Joseph was this who, standing in the leaping
firelight, high among the red warriors about him, was lashing them to
frenzy with his resounding words. No interpreter crouched with the
little party at the point; none was needed to tell them that he was
preaching of battle, blood, and vengeance. From time to time the wail
of women could be heard, wild as the scream of the panther, and, as one
sign led to another, it dawned upon Geordie and the veteran trooper by
his side that some brave of the band had recently been done to death by
foul means or treachery, that now the tribe was being roused to a pitch
of fury, to a mad thirst for vengeance; and even before the red orator
had finished his harangue the war-drum began its fevered throb, the
warriors, brandishing knife, club, hatchet, or gun, sprang half
stripped into the swift-moving circle, and with shrill yells and weird
contortions started the shuffling, squirming, snake-like evolutions of
the war-dance. Faster, wilder went the drumbeats; fiercer, madder went
the dance; and, unable to resist the impulse, Graham and Connell,
secure in the belief that the Indians were utterly engrossed, crept
cautiously onward and outward, with the corporal at their back,
determined to see what they could of this savage and appalling
ceremony.
Half-way to the scene had they crept when the shrill wailing of the
squaws gave way to shriller screams, to almost maniac laughter.
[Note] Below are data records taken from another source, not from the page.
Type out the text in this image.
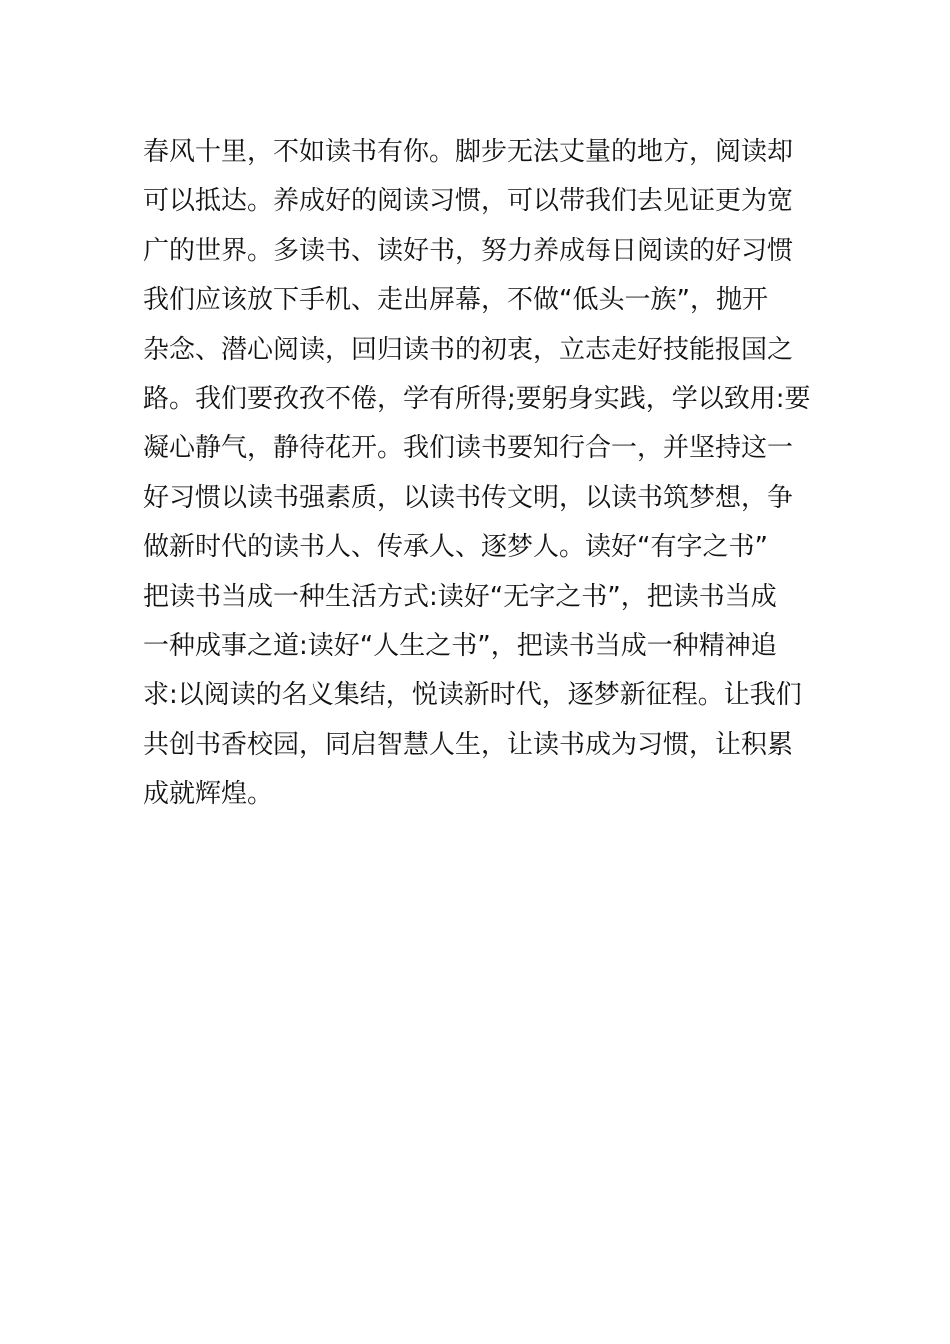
春风十里，不如读书有你。脚步无法丈量的地方，阅读却
可以抵达。养成好的阅读习惯，可以带我们去见证更为宽
广的世界。多读书、读好书，努力养成每日阅读的好习惯
我们应该放下手机、走出屏幕，不做“低头一族”，抛开
杂念、潜心阅读，回归读书的初衷，立志走好技能报国之
路。我们要孜孜不倦，学有所得;要躬身实践，学以致用:要
凝心静气，静待花开。我们读书要知行合一，并坚持这一
好习惯以读书强素质，以读书传文明，以读书筑梦想，争
做新时代的读书人、传承人、逐梦人。读好“有字之书”
把读书当成一种生活方式:读好“无字之书”，把读书当成
一种成事之道:读好“人生之书”，把读书当成一种精神追
求:以阅读的名义集结，悦读新时代，逐梦新征程。让我们
共创书香校园，同启智慧人生，让读书成为习惯，让积累
成就辉煌。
The
orator had ceased his incantations. The wild drummers stopped their
pounding. The warriors, as though with one accord, clustered about the
fire in fascination, and for the moment all save the squaws were
stilled, and the crouching watchers, quarter of a mile away, looked
blankly into each other's faces for explanation. "What on earth are
they up to now?" whispered Connell.
The answer came within the minute: a sound sweeter to savage ears than
love-lay of the maidens, than war-song of the braves, than even the
wild, triumphant chorus of the scalp-dance; a sound that suddenly rose
for a moment above the clamor of the squaws, and then was answered and
overwhelmed and drowned in mad, exultant, even fiendish, yells of
delight--it was the scream of a strong man in awful agony.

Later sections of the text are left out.